Over by the sink, you’d find a soggy tea bag, maybe two, awaiting second use, and dotted around the Aga would be several saucers of leftovers – some likely to contain as little as a few peas or a handful of pasta shells. Meanwhile, upstairs, you’d doubtless come across a toothpaste tube, or maybe a bottle of moisturiser, cut open with nail scissors to reveal its final scrape.

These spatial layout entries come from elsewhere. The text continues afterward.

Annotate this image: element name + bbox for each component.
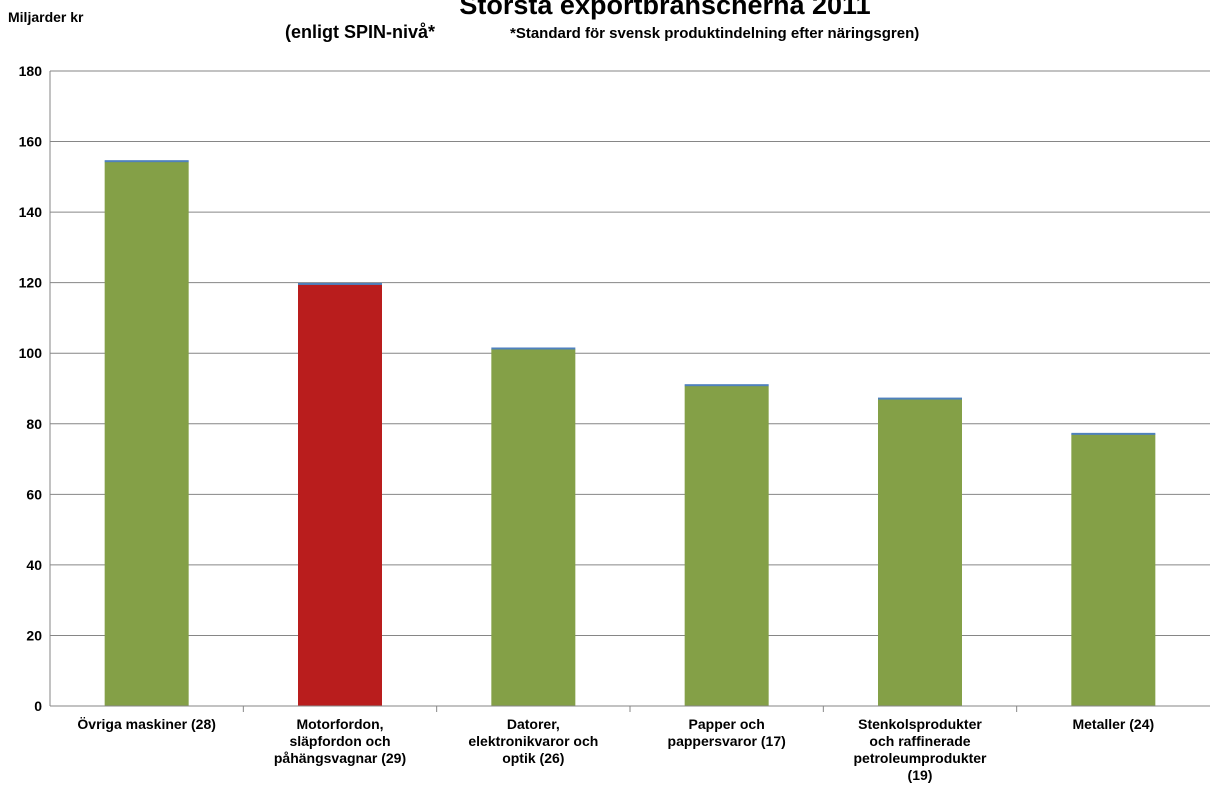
bar-top-edge: [491, 347, 576, 350]
category-label-line: och raffinerade: [869, 733, 970, 749]
category-label: Stenkolsprodukter och raffinerade petroleu…: [853, 716, 987, 783]
category-label-line: Motorfordon,: [296, 716, 383, 732]
chart-subtitle: (enligt SPIN-nivå*: [285, 22, 435, 42]
bar-top-edge: [104, 160, 189, 163]
bar-top-edge: [878, 397, 962, 400]
y-tick-label: 100: [19, 345, 43, 361]
chart-subtitle-note: *Standard för svensk produktindelning ef…: [510, 25, 919, 42]
category-label: Datorer, elektronikvaror och optik (26): [468, 716, 598, 766]
category-labels: Övriga maskiner (28) Motorfordon, släpford…: [77, 716, 1154, 783]
category-label-line: elektronikvaror och: [468, 733, 598, 749]
bar: [298, 284, 382, 706]
category-label-line: pappersvaror (17): [668, 733, 786, 749]
bar: [684, 385, 769, 706]
category-label-line: Övriga maskiner (28): [77, 716, 216, 732]
category-label-line: släpfordon och: [289, 733, 390, 749]
category-label-line: påhängsvagnar (29): [274, 750, 406, 766]
bar: [491, 348, 576, 706]
bar-top-edge: [1071, 432, 1156, 435]
bars: [104, 160, 1156, 707]
y-tick-label: 120: [19, 275, 43, 291]
category-label: Övriga maskiner (28): [77, 716, 216, 732]
category-label-line: petroleumprodukter: [853, 750, 987, 766]
y-axis-label: Miljarder kr: [8, 9, 84, 25]
bar: [878, 399, 962, 706]
category-label: Papper och pappersvaror (17): [668, 716, 786, 749]
category-label-line: Papper och: [689, 716, 765, 732]
y-tick-label: 20: [26, 627, 42, 643]
bar-top-edge: [298, 282, 382, 285]
category-label: Motorfordon, släpfordon och påhängsvagnar …: [274, 716, 406, 766]
category-label: Metaller (24): [1072, 716, 1154, 732]
bar: [1071, 434, 1156, 706]
y-tick-label: 40: [26, 557, 42, 573]
category-label-line: optik (26): [502, 750, 564, 766]
category-label-line: Metaller (24): [1072, 716, 1154, 732]
chart-title: Största exportbranscherna 2011: [459, 0, 870, 20]
category-label-line: (19): [908, 767, 933, 783]
category-label-line: Stenkolsprodukter: [858, 716, 982, 732]
gridlines: [50, 70, 1210, 712]
y-tick-label: 0: [34, 698, 42, 714]
category-label-line: Datorer,: [507, 716, 560, 732]
y-tick-label: 80: [26, 416, 42, 432]
y-tick-label: 180: [19, 63, 43, 79]
bar-top-edge: [684, 384, 769, 387]
y-tick-label: 140: [19, 204, 43, 220]
y-tick-label: 160: [19, 134, 43, 150]
y-tick-labels: 0 20 40 60 80 100 120 140 160 180: [19, 63, 43, 714]
bar: [104, 161, 189, 707]
y-tick-label: 60: [26, 486, 42, 502]
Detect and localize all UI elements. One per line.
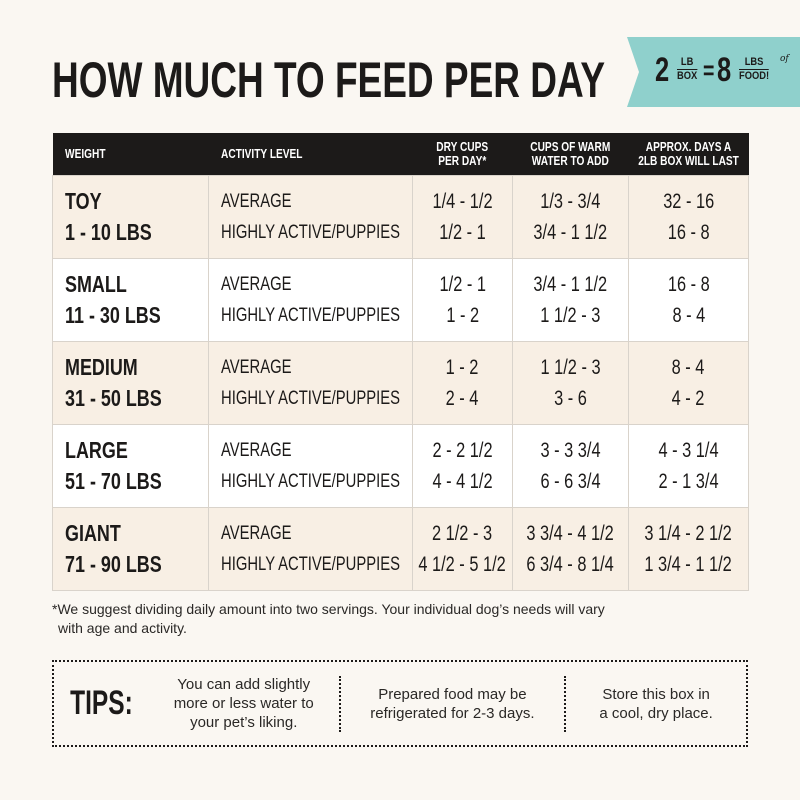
tips-box: TIPS: You can add slightly more or less w…	[52, 660, 748, 747]
footnote: *We suggest dividing daily amount into t…	[52, 601, 605, 636]
water-cups-cell: 1/3 - 3/4 3/4 - 1 1/2	[512, 174, 629, 259]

This is not about saving money, although I’m sure finances played a part. We weren’t seriously hard-up. It was something else. A hangover from wartime austerity, perhaps,…#65279; which both sets of grandparents passed on to my parents when they were growing up in the 50s. An almost moral sense of obligation not to waste what you have but make it go as far as possible. The Pleasure of Penny Pinching by Anna Shepard via my good friend Wendy
I did throw out a number of used tea-bags when I was home at mom’s last month- sorry mom. I also came across some photos of the backyard when I was a kid. It is a huge suburban yard; I was deeply proud that it was the biggest in our neighbourhood (by some fluke I assume for our house was no grander in any other respect). Mom planted a massive vegetable garden to which I’d be chained to pull crab grass. Good thing I could turn myself invisible and so could quickly slink off to read books.